Use a clay bar on them then re-wax, should come right off


----------



## bybeejoshua (Jul 3, 2013)

i know that lemon juice gets water spots off things in the bathroom, i was actually wondering if it worked the same on car paint. I was just thinking about this last night. I just cut it in half and rub the exposed lemon meat on the metal and it works


----------



## lukeurip (Jun 24, 2012)

Clay bar or a good cleaner wax should work on the paint and for the glass "0000" steel wool and Bon-ami.


----------



## evo77 (Sep 5, 2011)




----------



## goinovr (May 6, 2013)

Thanks all. Waiting for the sun to go down a bit so I can get on it.


----------



## Starks8 (Jul 20, 2011)

How did it go? Did you get the water spots out? What product and/or process did you use? I agree with the others who said clay barring should help along with a good 2 bucket wash with some warm water. 
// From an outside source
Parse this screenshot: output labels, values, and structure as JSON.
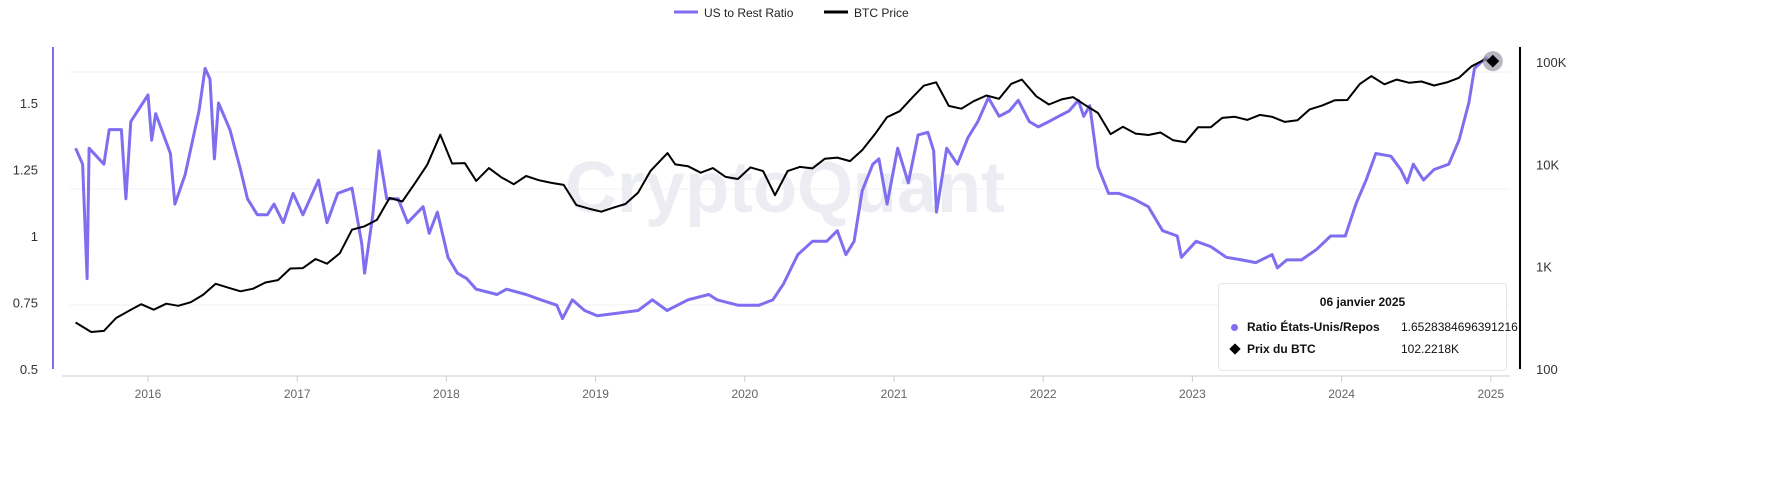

Some products to look into for water spot problems are: *Chemical Guy's Go Green Waterless Car Detailing System product.* Chemical Guys WAC_107_16 - Go Green Waterless Car Detailing System (16 oz) , Removing Water Spots - Go Green Waterless Car Detailing System Chemical Guys - YouTube, *chemical guys water spot *remover Chemical Guys Water Spot Remover, glass polish, metal polish, mineral spot remover and *Duragloss Water Spot Remover *Duragloss Water Spot Remover (WSR) #505


----------



## dfwcowboy (May 11, 2013)

Here's what you have to understand about water spots. When the water evaporates, it leaves behind the minerals which were present in the water. Given time, these minerals can actually etch their way into your clear coat. So even if you remove the minerals, the etching will still be there. This is one reason why it's important to maintain a coat of wax on your car at all times.

The best solution for stubborn water spots is to polish the car. Most consumer grade polishes won't completely remove water spot etching, but will polish the microscopic rough edges so you either don't notice them or they are greatly diminished. More aggressive polishes can remove them by polishing them out entirely.
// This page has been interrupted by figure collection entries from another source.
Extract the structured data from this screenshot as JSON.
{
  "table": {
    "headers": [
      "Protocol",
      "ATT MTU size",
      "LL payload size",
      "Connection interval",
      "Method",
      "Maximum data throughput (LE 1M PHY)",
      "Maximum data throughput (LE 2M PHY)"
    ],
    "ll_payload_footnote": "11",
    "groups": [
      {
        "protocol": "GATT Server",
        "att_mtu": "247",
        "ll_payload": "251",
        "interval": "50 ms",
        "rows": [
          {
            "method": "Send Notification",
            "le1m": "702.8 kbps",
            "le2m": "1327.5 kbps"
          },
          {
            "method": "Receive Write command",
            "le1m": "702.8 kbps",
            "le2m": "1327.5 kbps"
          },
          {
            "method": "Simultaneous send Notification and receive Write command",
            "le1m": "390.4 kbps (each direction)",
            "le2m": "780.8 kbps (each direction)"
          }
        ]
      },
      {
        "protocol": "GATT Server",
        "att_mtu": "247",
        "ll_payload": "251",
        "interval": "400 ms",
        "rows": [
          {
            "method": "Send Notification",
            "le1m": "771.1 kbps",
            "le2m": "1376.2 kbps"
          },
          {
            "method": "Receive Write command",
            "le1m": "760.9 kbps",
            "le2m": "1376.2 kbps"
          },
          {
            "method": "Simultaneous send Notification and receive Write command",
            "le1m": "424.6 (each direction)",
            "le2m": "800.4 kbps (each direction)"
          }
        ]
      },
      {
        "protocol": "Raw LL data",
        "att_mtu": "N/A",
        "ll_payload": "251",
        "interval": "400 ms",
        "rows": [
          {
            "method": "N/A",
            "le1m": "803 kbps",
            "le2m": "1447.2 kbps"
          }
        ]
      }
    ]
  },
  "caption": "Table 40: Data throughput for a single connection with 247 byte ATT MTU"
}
The polish I use is Klasse All-in-One. I've found this to be the best consumer grade polish on the market. Not only will it polish just about all water spots away, it will also remove very stubborn road grime which has embedded into the clear coat. It also applies an acrylic wax which lasts longer than most polishes on the market. The down side is it's a big harder to apply than most consumer products in that it's a bit harder to remove once it's dried to a haze. After getting most of it off with a dry cloth, I follow up with a towel moistened with a bit of quick detailer. However, one advantage is it doesn't leave a white haze on plastic parts that is hard to get off as is the case with many all-in-one products.


----------



## bri2001 (Jul 9, 2013)

The first time I washed my show car 2001 Camaro SS at our new house which was on well water, it waterspotted something terrible. Nothing I had did any good; Clay bar, wax, even polishing compound didn't remove it at all! I freaked out and thought I ruined my baby! I found online to mix 50% Distilled white vinegar and 50% bottled water and it worked great! Removed the water spots about 95%, a little polishing and they were completely gone.
Here's an after pic of my baby waterspot free


----------



## goinovr (May 6, 2013)

I didn't have a clay bar so I ended up using a vinegar mixture a friend of mine told me about. It worked pretty well. The previous owner of the car used some serious paste wax on it and I had the dealer completely detail the car with their pro guy and I have been washing the car with a wax based soap. I was actually surprised how easily came off. I also used it to remove a surface mark in the fender I found. I washed the car completely then went to work on the spots. After I got them out I put a couple coats of turtle paste on.


----------



## Starks8 (Jul 20, 2011)

cool, glad you found something that worked for you. Got any result pics?


----------